Sunday, May 4, 2014

GWPAM renamed into SAP Gateway for Microsoft, short GWM

SAP NetWeaver Gateway Productivity Accelerator voor Microsoft’, that is a mouthful. This long name arose in several variations of how the product is actually being called in the market and press, resulting in confusion and making it difficult to find product information. SAP product management has acknowledged this drawback effect, and they now have a more catchy product name assigned: SAP Gateway for Microsoft, abbreviated as GWM.
Other GWM news besides this name change is the availability of GWM Service Pack 02. Key parts of SP2 are alignment with Visual Studio 2012 [modern UI] look and feel, support for Microsoft Office 2013, support of SAP Fiori services consumption, and a project template for building your own Excel Add-In. Earlier versions of GWM already include the capability to link an Excel sheet to a Gateway REST/OData service for (mass) data management. This feature is aimed for business people who arrange their own (master)data management via Excel. The new Excel Add-in template is designed specifically for the developer, to build your own innovative solutions with Excel UI platform.
See also: SAP CodeTalk: GWPAM Update / Interview with Holger Bruchelt

Saturday, May 3, 2014

Corrupt SharePoint account breaks Duet Enterprise workflow publishing

One of our Duet Enterprise customers where I had a.o. configured the workflow capability, requested my support as workflow tasks where no longer published from SAP workflow backend into SharePoint. I performed cause analysis in the combined SAP + SharePoint landscape, starting with inspecting the logs – SAP backend, SAP Gateway and SharePoint systems. The SAP Gateway log contained a recurring error log “logical port not found for routing url”.
I checked in SIMGH on the Gateway system, and found a valid routing url that referred to ‘LOGICALPORTFORWORKFLOW’; and in SOAMANAGER an active logical port with this name. But when I tried to ping the /IWTNG/CO_TASKFLOW_WEB_SERVICE consumer proxy, http error 405 was returned.
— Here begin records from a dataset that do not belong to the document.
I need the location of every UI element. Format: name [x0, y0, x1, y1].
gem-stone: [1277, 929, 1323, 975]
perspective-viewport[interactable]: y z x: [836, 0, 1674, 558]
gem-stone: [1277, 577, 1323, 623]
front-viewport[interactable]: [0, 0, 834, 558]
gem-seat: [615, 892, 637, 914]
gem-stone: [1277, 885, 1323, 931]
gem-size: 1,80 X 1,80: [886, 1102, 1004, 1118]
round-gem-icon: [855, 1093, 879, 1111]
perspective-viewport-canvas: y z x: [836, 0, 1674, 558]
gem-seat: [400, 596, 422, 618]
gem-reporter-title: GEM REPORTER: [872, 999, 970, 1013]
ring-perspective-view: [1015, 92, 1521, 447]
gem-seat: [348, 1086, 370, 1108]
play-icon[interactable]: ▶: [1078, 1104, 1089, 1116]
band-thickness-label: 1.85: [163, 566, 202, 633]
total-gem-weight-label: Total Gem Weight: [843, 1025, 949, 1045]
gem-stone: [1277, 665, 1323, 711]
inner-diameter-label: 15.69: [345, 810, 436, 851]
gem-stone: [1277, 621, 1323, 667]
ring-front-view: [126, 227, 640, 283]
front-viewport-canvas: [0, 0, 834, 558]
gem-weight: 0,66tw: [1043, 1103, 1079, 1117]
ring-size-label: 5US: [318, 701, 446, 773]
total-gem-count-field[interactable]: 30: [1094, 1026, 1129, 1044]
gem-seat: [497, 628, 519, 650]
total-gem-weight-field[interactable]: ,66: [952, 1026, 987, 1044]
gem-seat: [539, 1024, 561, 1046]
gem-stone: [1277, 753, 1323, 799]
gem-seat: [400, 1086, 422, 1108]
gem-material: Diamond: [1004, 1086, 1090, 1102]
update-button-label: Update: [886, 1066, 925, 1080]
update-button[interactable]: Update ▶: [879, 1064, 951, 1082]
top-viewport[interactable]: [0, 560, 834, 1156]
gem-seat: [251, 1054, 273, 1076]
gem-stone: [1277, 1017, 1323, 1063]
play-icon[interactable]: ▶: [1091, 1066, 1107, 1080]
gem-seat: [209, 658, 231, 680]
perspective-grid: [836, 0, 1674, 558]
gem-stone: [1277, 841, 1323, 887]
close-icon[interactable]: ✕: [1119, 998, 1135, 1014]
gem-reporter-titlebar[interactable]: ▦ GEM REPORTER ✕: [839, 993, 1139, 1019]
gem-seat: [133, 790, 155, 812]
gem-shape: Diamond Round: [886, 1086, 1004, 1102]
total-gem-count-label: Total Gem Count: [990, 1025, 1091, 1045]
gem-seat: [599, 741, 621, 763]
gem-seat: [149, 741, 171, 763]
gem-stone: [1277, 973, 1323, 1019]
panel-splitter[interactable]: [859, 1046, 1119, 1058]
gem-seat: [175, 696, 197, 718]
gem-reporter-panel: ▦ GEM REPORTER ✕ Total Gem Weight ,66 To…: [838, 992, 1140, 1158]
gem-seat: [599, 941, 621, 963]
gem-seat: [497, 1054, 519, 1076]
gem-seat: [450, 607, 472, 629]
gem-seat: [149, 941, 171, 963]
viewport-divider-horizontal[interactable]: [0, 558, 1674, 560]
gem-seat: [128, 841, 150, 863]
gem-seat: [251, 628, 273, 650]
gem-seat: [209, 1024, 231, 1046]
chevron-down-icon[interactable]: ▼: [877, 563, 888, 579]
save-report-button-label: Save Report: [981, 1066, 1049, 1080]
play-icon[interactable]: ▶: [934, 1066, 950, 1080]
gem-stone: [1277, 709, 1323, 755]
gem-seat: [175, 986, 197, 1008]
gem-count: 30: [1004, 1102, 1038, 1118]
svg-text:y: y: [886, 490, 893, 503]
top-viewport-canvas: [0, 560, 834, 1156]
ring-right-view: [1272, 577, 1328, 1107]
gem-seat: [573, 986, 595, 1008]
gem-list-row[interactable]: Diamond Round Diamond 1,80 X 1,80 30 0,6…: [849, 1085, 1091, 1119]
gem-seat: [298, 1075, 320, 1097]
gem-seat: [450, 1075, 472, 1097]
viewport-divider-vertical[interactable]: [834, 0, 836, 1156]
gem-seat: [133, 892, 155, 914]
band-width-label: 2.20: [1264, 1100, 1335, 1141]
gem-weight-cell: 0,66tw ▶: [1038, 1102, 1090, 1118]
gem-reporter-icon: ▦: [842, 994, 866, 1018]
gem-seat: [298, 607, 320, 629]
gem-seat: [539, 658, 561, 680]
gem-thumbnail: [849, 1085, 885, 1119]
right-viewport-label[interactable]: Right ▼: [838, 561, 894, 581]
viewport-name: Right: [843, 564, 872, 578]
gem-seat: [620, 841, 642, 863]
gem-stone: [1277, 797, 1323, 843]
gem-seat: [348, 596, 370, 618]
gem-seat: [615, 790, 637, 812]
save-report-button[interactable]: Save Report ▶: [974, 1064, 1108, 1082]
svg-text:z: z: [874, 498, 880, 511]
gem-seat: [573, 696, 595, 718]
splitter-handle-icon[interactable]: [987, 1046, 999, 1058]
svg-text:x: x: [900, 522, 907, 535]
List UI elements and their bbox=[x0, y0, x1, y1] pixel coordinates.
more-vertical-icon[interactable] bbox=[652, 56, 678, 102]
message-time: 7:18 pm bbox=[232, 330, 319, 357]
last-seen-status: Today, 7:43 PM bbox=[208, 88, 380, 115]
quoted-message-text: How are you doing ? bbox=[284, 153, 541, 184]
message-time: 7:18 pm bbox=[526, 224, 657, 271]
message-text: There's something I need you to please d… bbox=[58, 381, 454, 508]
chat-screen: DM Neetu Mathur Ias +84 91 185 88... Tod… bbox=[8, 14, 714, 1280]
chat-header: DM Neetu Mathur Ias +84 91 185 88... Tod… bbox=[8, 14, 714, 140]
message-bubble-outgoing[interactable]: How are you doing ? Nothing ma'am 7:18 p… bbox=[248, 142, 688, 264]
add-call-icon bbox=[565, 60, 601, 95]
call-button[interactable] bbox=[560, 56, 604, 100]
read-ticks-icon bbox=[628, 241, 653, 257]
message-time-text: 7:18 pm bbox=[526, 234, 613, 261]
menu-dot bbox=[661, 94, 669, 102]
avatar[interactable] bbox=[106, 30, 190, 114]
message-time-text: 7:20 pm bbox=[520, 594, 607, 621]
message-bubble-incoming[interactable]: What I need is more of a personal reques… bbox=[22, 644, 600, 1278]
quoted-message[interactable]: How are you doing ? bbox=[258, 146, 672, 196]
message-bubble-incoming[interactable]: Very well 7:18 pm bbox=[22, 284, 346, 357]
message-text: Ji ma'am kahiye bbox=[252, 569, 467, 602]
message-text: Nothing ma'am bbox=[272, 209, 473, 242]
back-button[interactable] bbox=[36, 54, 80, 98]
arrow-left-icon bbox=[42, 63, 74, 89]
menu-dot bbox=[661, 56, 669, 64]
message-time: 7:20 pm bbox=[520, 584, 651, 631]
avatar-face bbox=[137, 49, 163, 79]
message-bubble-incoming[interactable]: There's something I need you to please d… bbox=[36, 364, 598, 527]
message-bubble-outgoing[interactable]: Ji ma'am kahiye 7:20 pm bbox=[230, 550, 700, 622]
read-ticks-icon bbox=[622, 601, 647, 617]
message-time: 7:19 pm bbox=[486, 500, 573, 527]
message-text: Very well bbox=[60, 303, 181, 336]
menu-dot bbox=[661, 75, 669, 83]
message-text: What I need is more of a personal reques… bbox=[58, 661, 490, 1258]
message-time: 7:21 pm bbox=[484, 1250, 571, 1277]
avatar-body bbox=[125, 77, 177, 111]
The actual cause of the malfunctioning Workflow publishing from Gateway into SharePoint was the SharePoint service account that Gateway uses to authenticate against the Duet Enterprise webservice '/_vti_bin/OBAWorkflowService.asmx' on the SharePoint server. It had somehow become corrupted, and lacked the authorization to access the WSDL document of the Duet Enterprise service. After recreating/resetting the new service, account workflow publishing is working fine again.
Note: the logged message ‘No logical port found’ can be misleading; in the ABAP code it is the generic catch of whatever problem is encountered upon trying to propagate SAP task notifications from SAP Gateway to SharePoint.